Die Rollen in der Familie hatten sich vertauscht.

Er, der liebevolle und fürsorgliche Partner und Vater, zu dem die Familie immer aufgeschaut hatte, war zu einem Menschen geworden, der stets und ständig Hilfe und Pflege brauchte.

Das, was sein Leben mit ausgemacht hatte, seine Liebe zur Literatur, zur Kunst und zur Musik, war nur noch eine schmerzhafte Erinnerung und eine weitere große Lücke in seinem Leben, die er  nicht mehr füllen konnte.

Seine Arbeit, seine Reisen, beruflich und auch privat mit der Familie, all das war ihm genommen worden.

Er hatte sich zurückgezogen, von allem, was ihm früher wichtig gewesen war und  von fast allen Menschen, die ihm stets lieb und teuer waren.  Er kreiste in seinem Inneren nur um sich selbst, traurig, verbittert und in einem ständigen Kampf mit seinem Schicksal.

„Gott, mein Gott, warum hast du mich verlassen!?!“

Dieses Bibelzitat hatte sich auch in seinem Kopf fest gesetzt.

Die Familie hatte alles versucht, ihn aus seiner Lethargie zu locken, bisher vergeblich.

Doch ihr neuer Plan könnte funktionieren.
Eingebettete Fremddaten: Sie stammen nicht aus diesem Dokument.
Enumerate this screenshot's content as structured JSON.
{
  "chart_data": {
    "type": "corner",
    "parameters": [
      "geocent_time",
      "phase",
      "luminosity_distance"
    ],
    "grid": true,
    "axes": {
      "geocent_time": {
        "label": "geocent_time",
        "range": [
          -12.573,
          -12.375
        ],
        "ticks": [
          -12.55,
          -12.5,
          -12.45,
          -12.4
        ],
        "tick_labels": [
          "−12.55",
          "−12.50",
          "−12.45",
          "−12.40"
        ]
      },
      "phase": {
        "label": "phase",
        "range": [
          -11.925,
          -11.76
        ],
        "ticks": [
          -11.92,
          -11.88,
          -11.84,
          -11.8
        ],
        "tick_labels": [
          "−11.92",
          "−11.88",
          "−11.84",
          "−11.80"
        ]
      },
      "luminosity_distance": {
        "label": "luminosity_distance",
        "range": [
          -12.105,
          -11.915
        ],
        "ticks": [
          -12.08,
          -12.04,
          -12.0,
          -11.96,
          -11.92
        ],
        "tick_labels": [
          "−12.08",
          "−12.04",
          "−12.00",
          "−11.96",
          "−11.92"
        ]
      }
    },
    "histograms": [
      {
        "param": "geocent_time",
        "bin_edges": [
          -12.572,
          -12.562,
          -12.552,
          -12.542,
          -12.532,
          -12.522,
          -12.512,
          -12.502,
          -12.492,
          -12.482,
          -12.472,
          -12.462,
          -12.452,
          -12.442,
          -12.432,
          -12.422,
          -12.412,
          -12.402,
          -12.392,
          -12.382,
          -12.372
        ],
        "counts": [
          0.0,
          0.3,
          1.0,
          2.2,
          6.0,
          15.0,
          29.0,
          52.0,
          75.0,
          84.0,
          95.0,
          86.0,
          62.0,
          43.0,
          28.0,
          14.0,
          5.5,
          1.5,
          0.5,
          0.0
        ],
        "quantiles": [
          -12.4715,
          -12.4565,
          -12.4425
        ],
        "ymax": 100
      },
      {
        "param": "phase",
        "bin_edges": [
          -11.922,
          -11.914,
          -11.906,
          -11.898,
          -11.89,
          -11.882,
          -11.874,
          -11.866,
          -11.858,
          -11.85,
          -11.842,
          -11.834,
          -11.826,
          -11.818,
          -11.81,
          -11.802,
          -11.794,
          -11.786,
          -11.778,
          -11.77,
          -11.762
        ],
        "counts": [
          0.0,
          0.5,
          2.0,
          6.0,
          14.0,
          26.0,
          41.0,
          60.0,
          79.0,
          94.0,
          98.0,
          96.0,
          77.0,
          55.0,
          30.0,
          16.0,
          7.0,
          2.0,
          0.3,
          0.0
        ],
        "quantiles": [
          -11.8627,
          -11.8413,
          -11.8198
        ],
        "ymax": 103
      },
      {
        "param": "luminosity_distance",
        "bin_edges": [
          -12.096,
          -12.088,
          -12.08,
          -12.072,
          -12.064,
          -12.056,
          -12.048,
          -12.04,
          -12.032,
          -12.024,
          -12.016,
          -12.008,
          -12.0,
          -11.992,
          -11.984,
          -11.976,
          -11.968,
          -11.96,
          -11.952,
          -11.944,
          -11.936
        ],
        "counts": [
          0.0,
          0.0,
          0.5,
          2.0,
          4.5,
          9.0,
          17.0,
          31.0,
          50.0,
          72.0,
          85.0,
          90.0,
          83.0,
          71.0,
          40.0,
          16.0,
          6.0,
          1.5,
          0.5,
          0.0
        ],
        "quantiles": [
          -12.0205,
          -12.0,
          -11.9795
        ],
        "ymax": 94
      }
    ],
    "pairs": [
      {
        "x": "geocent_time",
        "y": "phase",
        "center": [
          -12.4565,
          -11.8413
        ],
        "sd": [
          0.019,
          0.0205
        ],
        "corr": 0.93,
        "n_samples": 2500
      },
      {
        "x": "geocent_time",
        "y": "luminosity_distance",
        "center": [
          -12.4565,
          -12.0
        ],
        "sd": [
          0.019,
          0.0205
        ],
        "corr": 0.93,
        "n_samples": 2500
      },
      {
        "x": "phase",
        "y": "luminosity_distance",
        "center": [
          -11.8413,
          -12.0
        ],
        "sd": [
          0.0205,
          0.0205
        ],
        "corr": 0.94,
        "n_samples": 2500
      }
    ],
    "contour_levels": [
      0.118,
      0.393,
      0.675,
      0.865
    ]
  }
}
Sarah, das ehemalige Au-pair-Mädchen der Familie, hatte inzwischen ein festes Engagement als Geigerin im Wiener Mozart Orchester und hatte auch erste kleine Erfolge als Solistin.

Sie weilte für ein paar Tage bei ihrer Familie in Hannover  und ruhte sich aus, bevor das Orchester Mitte September auf Tournee ging.

Als Charlotte sie anrief und ihr vom akuten Zustand ihres Vaters in seiner Freudlosigkeit berichtete, überlegte Sarah keine Sekunde lang.

„Natürlich werde ich am Wochenende kommen,“ versprach Sarah. „Ich denke, euer Plan könnte Erfolg haben.“

Als Werner erfuhr, dass am Sonntag ein Gast zum Mittagessen eingeladen worden war, zog er sich mürrisch in sein Zimmer zurück.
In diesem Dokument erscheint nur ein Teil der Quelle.